Amarga Neblina, romance de estreia de Fernanda Mellvee tem como tema a descoberta do desejo. Aurora, a protagonista, da noite para o dia se vê obcecada por um excêntrico forasteiro, ao mesmo tempo em que luta para manter o seu casamento de aparências. A história acontece na cidade fictícia de Santa Cruz da Neblina, ambientada na Serra Gaúcha, no início do século XX. A seguir, temos alguns excertos do romance, que foi finalista da edição passada do Prêmio Kindle de Literatura, da Amazon.
“Aurora esperava pela hora de subir as escadas, jogar-se em sua cama e se perder em pensamentos, longe da vigilância da mãe e do olhar servil do noivo. (…) Aurora gostava de se imaginar vagando livre, andando sozinha pelas ruas, sem hora para voltar para casa, caminhando sem destino, sentindo a aragem da noite e o clarão da lua sobre a pele. Sua imaginação não cabia entre aquelas quatro paredes forradas e não necessitava de tantos cuidados.

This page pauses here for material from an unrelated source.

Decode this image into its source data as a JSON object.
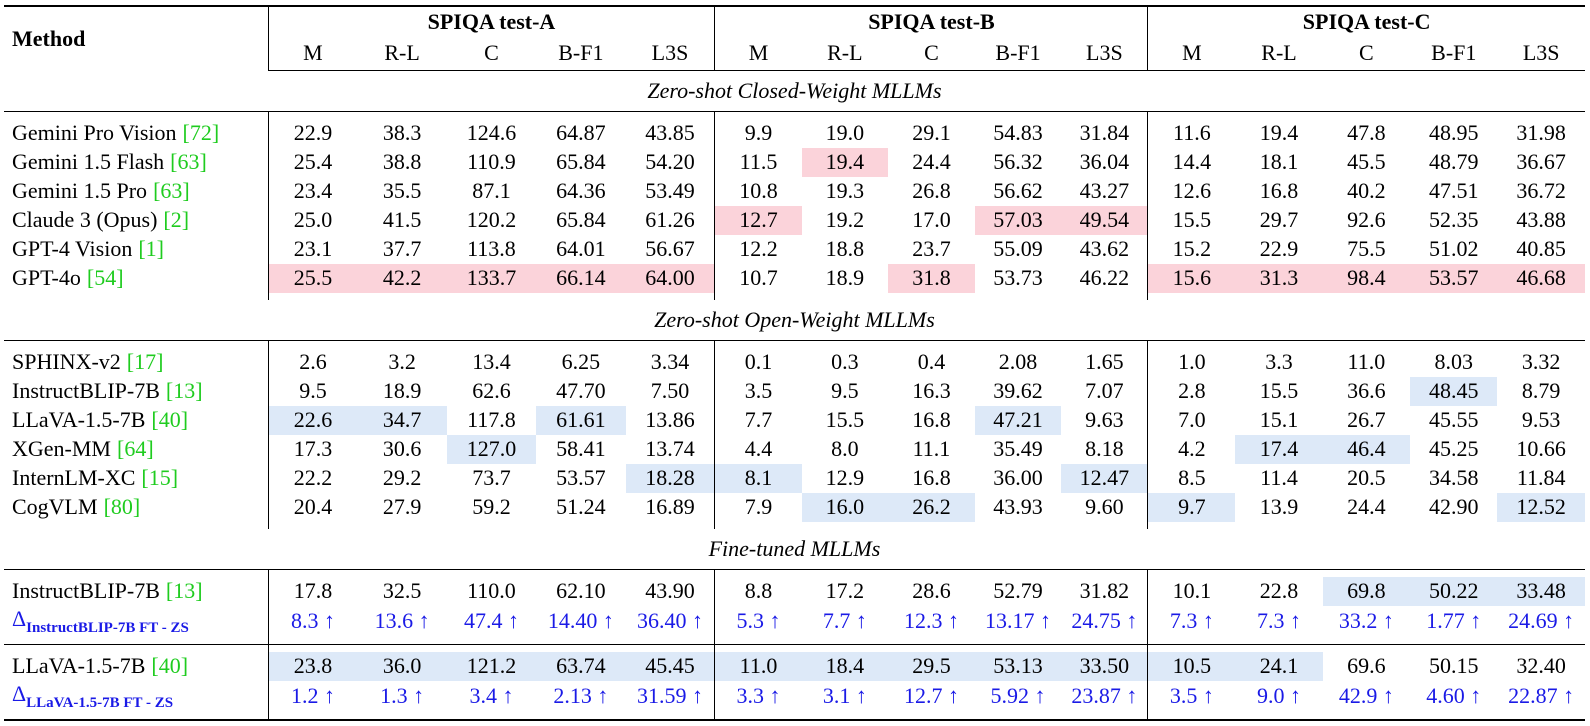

“Em manhãs assim, Aurora se perguntava por que aquilo que acontecia à noite era sempre tão resguardado, e sua conclusão era sempre a mesma: se as mulheres o conhecessem antes do matrimônio certamente não se casariam, mas por vontade própria. Aurora imaginou que a virgindade fosse cobrada das moças não pela honra da castidade e sim, para que impedisse a recusa. Era essa a explicação que Aurora encontrou para a expressão aborrecida de todas as senhoras casadas que conhecia.”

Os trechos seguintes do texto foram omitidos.